Veteran activist John Minto said the police are generating a climate of fear with armed police wearing black face masks following yesterday's anti-terror raids.
"It looked like something out of Star Wars," Mr Minto said.
He said the police have a role to protect the community but their reaction has been "completely over the top".
He said the arrested activists have been charged with criminal offences but the terrorism act should not have been evoked.
"This is wanna-be terrorist fighters, these guys," he said.
Mr Minto said the police have put an "exit strategy" in place and the terrorism charges will not see the light of day.
"They're already saying it will be the Attorney General who will make that decision, despite the fact they've had 15 bloody months to make that decision," Mr Minto said.
Police Commissioner Howard Broad has cautioned against "jumping to conclusions" until the police have weighed up whether there was sufficient evidence to get the consent of Solicitor-General David Collins for charges to be laid under the Suppression of Terrorism Act.
One left-leaning commentator who says he has links to political activist movements, has backed the police.
Martyn "Bomber" Bradbury said on one blog site that he had been talking to people in the activist community and was concerned that the activities of some "clowns" could lead to a backlash from the wider public.

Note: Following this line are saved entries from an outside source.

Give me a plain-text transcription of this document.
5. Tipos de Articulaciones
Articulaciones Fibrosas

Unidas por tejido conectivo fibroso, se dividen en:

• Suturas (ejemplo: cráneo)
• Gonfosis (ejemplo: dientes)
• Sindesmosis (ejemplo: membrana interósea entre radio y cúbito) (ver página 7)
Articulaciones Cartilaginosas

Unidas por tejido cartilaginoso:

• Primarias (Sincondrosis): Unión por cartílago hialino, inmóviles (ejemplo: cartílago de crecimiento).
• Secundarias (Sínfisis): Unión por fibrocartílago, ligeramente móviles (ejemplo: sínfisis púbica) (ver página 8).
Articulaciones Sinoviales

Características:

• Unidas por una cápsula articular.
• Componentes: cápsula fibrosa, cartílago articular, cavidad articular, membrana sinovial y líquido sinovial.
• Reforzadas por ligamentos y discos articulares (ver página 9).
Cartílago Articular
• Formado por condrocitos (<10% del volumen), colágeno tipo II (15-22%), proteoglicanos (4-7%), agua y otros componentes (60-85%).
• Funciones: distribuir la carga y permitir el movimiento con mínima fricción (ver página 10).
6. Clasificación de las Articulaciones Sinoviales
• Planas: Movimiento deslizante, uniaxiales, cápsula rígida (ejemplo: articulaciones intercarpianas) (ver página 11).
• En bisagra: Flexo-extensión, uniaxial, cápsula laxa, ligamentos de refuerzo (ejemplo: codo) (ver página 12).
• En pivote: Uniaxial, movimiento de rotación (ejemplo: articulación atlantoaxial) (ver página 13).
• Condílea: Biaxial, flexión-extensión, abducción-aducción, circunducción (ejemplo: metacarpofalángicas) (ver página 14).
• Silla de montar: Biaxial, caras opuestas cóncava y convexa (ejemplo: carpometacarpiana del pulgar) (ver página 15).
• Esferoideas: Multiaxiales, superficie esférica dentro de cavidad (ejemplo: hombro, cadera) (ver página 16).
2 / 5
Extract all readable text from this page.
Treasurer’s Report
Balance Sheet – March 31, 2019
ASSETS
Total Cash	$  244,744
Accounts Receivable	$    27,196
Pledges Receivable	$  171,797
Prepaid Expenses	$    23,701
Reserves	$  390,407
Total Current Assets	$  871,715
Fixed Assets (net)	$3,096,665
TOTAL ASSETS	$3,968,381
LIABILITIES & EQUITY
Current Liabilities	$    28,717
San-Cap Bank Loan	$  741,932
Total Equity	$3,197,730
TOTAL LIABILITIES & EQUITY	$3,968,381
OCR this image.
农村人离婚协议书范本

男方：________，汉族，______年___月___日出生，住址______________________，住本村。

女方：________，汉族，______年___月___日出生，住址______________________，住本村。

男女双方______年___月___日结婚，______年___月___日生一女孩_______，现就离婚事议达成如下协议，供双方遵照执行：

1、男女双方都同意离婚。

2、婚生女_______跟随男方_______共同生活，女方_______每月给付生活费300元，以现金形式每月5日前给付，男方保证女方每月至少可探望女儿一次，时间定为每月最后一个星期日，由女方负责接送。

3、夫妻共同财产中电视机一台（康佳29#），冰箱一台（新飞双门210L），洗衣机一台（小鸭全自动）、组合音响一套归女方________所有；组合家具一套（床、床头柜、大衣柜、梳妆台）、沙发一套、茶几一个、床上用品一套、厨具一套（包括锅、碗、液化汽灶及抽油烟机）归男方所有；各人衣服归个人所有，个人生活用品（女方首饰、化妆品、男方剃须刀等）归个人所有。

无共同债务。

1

"If the allegations as I understand them are true, this country is about to get very, very, very angry," Mr Bradbury said.
"Though I don't believe for one moment what will be revealed is anything more than stupid arrogant boasts... middle New Zealand will recoil in horror."
Mr Bradbury said he believed the police had been right to be concerned.
"There is going to be outrage when the full story gets out the likes of which talkback has never dreamt of," he said.
Elsewhere on anarchist websites and independent media blogs meetings and protests were being against what they described as continuing repression by the state.
Assistant Police commissioner Jon White said today there was a provision in the Terrorism Suppression Act that it was not to be used against people engaged in domestic activity.
While, there was no designated terrorist organisation in New Zealand, police had been involved in the operation for a long time and had sought legal advice, he said.
"This is not about targeting legitimate protest at all," he said.